A prospective nationwide study (ISCAB) of 4,835 patients undergoing isolated CABG in Israel in 1994. Survivors of the initial hospitalization were candidates for the readmission study.
Patient information was prospectively collected from preoperative interviews and hospital follow-up. Readmissions' data were obtained from the National Hospital Admission Registry. Logistic and multinomial models were constructed for total and cause-specific readmissions, respectively.
Of CABG survivors, 1,094 (24.1%) were rehospitalized within 3 months of the original surgery. Significant multivariate predictors of total readmissions included the following: preoperative co-morbidities; operative factors; immediate post-operative complications and socio-demographic characteristics as well as provider characteristics. However, the logistic model had low predictive power (c-statistic = 0.65). The heterogeneous reasons for readmissions were classified into specific serious cardiac diagnoses (19.0%), other cardiac reasons (35.4%), specific infections at the site of the operation (10.2%), other infections (7.3%), and various other reasons (23.0%). The multinomial model for cause-specific readmissions caused by either serious cardiac reasons or wound infection had a higher predictive value (c-statistics of 0.75, 0.72, respectively).

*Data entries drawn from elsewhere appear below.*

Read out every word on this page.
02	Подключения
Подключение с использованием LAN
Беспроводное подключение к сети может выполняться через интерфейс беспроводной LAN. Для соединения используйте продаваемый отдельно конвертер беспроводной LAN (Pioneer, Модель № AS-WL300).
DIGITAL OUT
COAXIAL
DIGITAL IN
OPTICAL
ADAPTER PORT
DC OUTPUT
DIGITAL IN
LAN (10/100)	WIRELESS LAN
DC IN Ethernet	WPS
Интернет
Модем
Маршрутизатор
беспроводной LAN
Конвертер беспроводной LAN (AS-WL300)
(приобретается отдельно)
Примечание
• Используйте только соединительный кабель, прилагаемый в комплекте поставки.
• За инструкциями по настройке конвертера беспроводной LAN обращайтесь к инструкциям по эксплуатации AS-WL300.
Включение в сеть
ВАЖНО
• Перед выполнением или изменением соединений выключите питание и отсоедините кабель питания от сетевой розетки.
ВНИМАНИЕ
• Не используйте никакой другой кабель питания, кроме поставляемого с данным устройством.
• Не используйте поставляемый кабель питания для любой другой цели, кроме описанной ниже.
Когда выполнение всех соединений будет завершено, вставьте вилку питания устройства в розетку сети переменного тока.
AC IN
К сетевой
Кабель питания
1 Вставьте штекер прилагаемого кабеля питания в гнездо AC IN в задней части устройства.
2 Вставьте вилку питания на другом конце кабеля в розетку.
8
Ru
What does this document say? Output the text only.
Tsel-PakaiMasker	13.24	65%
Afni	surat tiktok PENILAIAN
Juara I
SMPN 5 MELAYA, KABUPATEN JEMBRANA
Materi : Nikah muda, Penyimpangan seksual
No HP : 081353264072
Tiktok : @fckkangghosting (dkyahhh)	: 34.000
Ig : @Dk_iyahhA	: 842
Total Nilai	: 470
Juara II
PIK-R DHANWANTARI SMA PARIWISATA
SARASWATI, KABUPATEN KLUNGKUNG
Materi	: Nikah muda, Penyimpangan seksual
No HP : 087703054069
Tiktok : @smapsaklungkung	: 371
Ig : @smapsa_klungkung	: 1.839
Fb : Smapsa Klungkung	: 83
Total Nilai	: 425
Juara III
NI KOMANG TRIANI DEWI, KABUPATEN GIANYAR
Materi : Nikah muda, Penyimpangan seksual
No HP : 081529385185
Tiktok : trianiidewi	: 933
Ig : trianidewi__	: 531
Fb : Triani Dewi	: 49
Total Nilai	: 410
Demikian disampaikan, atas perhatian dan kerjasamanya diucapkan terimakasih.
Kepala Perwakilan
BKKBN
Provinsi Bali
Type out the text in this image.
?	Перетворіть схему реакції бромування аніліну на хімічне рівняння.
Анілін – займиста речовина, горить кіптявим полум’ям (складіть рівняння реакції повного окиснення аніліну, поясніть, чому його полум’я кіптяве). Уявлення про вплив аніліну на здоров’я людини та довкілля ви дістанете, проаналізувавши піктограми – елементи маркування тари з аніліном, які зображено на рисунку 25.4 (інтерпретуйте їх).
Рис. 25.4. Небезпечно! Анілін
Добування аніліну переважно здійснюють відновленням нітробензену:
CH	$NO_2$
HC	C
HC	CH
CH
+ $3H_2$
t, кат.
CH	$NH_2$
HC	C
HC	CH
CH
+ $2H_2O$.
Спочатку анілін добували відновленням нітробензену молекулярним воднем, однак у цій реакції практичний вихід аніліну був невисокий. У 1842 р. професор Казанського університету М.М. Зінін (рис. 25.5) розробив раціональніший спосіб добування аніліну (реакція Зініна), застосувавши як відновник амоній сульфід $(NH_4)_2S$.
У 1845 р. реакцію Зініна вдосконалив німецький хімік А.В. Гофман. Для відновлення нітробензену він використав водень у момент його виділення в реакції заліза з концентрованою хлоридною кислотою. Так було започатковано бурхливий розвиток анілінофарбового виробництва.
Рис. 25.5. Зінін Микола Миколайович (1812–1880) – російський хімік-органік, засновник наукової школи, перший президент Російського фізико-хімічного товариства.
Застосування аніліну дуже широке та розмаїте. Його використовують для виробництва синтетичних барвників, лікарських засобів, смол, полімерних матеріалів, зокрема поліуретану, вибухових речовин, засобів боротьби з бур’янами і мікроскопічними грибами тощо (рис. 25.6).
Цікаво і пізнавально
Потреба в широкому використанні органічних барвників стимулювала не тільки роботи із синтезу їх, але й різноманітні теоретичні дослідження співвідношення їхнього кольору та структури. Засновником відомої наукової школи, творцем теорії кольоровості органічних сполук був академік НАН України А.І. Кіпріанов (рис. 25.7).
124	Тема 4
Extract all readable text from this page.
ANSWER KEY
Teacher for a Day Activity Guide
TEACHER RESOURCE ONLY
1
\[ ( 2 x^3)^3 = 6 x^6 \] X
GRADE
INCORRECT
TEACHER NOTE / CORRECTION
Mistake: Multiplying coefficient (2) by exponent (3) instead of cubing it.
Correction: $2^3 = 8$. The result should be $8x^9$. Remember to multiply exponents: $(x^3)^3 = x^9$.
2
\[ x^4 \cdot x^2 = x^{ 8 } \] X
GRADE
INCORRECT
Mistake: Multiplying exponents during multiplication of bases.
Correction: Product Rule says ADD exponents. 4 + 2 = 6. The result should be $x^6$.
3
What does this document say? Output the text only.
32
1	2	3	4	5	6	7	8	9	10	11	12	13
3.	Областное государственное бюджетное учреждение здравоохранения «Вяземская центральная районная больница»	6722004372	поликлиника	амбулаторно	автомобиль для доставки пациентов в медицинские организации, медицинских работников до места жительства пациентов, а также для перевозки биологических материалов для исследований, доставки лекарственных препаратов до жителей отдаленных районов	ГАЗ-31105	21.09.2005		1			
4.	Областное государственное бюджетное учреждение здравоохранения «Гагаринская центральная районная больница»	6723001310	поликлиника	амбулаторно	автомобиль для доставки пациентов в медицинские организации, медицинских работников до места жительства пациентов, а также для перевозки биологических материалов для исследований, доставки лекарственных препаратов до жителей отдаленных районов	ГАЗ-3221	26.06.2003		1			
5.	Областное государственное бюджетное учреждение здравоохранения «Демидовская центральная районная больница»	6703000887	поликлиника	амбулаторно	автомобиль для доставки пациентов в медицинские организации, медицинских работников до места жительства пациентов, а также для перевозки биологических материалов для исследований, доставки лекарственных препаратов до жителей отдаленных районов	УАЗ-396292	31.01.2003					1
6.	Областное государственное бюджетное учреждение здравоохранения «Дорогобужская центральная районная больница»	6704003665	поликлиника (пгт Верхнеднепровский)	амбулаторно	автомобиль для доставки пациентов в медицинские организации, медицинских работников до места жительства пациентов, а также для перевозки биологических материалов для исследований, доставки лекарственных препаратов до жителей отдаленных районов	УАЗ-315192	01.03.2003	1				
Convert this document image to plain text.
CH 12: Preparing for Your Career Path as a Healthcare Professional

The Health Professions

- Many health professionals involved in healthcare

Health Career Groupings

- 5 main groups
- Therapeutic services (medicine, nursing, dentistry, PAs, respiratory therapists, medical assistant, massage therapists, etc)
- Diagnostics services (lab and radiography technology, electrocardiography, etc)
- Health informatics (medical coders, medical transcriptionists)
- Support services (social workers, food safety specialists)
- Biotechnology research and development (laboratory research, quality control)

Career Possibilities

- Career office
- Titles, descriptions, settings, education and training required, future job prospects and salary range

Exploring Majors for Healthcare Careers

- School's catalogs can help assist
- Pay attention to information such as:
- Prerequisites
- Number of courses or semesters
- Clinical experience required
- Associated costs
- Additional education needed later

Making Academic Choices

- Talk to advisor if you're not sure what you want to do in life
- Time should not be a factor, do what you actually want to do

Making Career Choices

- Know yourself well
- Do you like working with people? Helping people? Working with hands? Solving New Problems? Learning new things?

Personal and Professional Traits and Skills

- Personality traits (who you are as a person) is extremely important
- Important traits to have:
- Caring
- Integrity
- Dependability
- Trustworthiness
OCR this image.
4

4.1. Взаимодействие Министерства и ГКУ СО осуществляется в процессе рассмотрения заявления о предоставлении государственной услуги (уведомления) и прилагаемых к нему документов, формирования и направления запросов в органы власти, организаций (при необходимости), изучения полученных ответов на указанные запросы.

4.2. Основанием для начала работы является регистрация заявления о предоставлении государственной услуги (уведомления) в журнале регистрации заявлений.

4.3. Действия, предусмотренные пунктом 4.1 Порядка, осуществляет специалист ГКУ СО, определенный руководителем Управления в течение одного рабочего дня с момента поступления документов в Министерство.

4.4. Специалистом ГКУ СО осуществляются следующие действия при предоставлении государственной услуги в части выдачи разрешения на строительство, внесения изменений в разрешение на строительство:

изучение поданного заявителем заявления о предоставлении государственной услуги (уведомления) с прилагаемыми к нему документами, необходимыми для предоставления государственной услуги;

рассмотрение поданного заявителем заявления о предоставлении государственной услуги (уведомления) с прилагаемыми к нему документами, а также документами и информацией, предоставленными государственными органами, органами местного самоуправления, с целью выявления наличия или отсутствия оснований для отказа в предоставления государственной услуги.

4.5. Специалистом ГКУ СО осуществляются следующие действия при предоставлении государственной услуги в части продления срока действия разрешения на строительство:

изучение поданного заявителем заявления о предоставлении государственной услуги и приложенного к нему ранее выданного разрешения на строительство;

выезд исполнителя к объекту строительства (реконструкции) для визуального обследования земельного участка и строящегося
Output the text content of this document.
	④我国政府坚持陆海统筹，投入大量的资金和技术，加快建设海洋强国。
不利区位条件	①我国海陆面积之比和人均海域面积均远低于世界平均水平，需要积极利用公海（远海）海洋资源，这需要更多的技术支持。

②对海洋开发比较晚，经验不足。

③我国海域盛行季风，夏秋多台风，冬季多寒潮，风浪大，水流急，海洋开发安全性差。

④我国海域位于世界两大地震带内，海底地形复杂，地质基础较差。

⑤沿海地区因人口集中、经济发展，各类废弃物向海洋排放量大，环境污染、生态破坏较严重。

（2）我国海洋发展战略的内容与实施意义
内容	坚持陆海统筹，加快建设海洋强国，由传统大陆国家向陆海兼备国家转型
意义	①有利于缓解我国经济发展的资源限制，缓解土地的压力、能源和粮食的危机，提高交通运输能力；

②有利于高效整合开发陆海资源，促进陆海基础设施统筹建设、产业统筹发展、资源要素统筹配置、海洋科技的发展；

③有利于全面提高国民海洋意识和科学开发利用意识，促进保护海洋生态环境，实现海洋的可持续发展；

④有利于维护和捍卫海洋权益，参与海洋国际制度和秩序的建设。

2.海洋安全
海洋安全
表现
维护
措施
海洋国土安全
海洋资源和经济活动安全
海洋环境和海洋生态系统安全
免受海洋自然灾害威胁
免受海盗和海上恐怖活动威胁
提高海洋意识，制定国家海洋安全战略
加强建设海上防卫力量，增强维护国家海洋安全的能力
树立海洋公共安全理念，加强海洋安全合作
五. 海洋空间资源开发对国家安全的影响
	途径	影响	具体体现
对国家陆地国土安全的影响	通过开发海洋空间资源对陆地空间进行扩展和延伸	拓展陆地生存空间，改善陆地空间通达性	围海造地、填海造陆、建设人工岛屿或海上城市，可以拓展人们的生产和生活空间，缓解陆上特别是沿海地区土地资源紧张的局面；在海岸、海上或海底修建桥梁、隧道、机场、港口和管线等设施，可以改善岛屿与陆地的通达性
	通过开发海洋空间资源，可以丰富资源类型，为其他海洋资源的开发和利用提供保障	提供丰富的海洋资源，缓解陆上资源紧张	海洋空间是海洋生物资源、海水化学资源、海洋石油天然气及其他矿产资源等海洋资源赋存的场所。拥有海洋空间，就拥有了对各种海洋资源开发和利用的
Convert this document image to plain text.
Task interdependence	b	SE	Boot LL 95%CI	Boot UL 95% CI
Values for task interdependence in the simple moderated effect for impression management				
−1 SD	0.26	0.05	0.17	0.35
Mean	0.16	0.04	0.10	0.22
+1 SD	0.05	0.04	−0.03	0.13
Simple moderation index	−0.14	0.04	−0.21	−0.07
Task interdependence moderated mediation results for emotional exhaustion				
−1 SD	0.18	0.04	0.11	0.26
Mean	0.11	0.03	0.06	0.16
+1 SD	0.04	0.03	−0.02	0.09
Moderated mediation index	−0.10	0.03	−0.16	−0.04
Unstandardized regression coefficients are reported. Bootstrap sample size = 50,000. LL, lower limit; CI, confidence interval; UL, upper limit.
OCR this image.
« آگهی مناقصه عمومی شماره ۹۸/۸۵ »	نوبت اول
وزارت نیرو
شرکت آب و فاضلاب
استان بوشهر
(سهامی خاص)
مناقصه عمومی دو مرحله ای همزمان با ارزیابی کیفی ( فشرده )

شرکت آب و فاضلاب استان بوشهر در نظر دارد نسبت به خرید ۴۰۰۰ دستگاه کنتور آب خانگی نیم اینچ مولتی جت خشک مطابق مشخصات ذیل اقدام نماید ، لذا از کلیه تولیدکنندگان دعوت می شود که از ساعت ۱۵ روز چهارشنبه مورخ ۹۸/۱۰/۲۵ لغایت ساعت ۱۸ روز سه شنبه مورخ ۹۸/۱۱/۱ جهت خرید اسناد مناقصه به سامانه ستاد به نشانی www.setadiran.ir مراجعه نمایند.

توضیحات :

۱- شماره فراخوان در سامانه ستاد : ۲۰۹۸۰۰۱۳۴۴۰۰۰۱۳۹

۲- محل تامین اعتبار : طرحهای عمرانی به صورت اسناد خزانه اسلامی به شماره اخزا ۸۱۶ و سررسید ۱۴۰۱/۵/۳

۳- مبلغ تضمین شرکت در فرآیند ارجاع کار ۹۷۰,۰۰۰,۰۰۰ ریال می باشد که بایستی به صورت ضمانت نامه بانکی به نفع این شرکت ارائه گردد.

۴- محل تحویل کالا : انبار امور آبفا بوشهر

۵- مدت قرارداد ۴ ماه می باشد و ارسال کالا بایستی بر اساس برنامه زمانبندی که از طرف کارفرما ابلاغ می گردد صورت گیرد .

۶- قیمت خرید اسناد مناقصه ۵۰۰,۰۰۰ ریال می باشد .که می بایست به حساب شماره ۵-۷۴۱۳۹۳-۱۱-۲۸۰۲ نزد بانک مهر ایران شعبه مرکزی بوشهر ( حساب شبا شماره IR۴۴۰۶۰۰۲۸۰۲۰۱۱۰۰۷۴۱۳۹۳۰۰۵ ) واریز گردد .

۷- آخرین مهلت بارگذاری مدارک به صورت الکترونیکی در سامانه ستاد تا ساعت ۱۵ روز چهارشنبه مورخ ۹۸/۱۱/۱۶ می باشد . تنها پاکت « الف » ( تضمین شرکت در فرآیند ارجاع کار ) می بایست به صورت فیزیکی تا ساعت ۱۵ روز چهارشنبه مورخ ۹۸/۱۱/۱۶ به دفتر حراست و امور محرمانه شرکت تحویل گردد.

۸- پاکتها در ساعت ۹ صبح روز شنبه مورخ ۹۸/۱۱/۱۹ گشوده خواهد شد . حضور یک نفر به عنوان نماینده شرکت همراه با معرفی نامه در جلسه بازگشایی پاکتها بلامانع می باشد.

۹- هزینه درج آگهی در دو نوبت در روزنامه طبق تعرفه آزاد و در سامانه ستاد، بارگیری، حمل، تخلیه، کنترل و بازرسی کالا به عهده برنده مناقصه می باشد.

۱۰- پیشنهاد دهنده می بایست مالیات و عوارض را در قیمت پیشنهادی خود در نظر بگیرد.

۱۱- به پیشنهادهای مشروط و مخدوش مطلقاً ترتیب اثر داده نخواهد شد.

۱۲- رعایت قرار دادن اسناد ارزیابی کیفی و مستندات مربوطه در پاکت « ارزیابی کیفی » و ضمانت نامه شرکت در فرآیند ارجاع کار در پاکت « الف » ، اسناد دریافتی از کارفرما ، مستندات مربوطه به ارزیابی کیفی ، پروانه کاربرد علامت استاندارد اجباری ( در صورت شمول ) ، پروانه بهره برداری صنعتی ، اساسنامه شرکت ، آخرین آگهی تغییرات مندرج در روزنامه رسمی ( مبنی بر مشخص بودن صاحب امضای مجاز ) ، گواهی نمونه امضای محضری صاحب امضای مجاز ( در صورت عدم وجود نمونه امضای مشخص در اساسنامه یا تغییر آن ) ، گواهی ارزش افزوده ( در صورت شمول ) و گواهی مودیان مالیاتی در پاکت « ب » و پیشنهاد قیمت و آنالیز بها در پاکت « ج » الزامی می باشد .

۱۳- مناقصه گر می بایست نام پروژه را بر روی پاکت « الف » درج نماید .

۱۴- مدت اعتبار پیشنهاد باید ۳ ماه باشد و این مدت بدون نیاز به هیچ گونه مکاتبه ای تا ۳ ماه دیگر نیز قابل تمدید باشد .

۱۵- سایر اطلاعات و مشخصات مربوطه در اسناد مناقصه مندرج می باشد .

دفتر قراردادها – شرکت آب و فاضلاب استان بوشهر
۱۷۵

Total readmissions after CABG in Israel were difficult to predict, even with an extensive pre-discharge follow-up data. We propose that reasons for readmission vary from true emergencies to nonspecific causes, with the latter related to a lack of support services in the community. We suggest that cause-specific rehospitalizations could be a better outcome for evaluating quality of care.
利用详细的出院前随访数据预测冠状动脉旁路移植术(CABG)后3个月内的再入院情况。
1994年在以色列对4835例接受单纯CABG手术的患者进行的一项前瞻性全国性研究(ISCAB)。首次住院的幸存者为再入院研究的对象。
前瞻性收集患者术前访谈和医院随访的信息。再入院数据来自国家医院入院登记处。分别构建了全因再入院和特定病因再入院的逻辑模型和多项模型。
在CABG幸存者中,1094例(24.1%)在初次手术后3个月内再次住院。全因再入院的显著多变量预测因素包括:术前合并症;手术因素;术后即刻并发症以及社会人口学特征和医疗服务提供者特征。然而,逻辑模型的预测能力较低(c统计量=0.65)。再入院的不同原因分为特定严重心脏诊断(19.0%)、其他心脏原因(35.4%)、手术部位特定感染(10.2%)、其他感染(7.3%)和各种其他原因(23.0%)。由严重心脏原因或伤口感染导致的特定病因再入院的多项模型具有较高的预测价值(c统计量分别为0.75、0.72)。
即使有广泛的出院前随访数据,以色列CABG后的全因再入院情况仍难以预测。我们认为再入院原因从真正的紧急情况到非特异性原因各不相同,后者与社区缺乏支持服务有关。我们建议特定病因的再次住院可能是评估医疗质量的更好结果。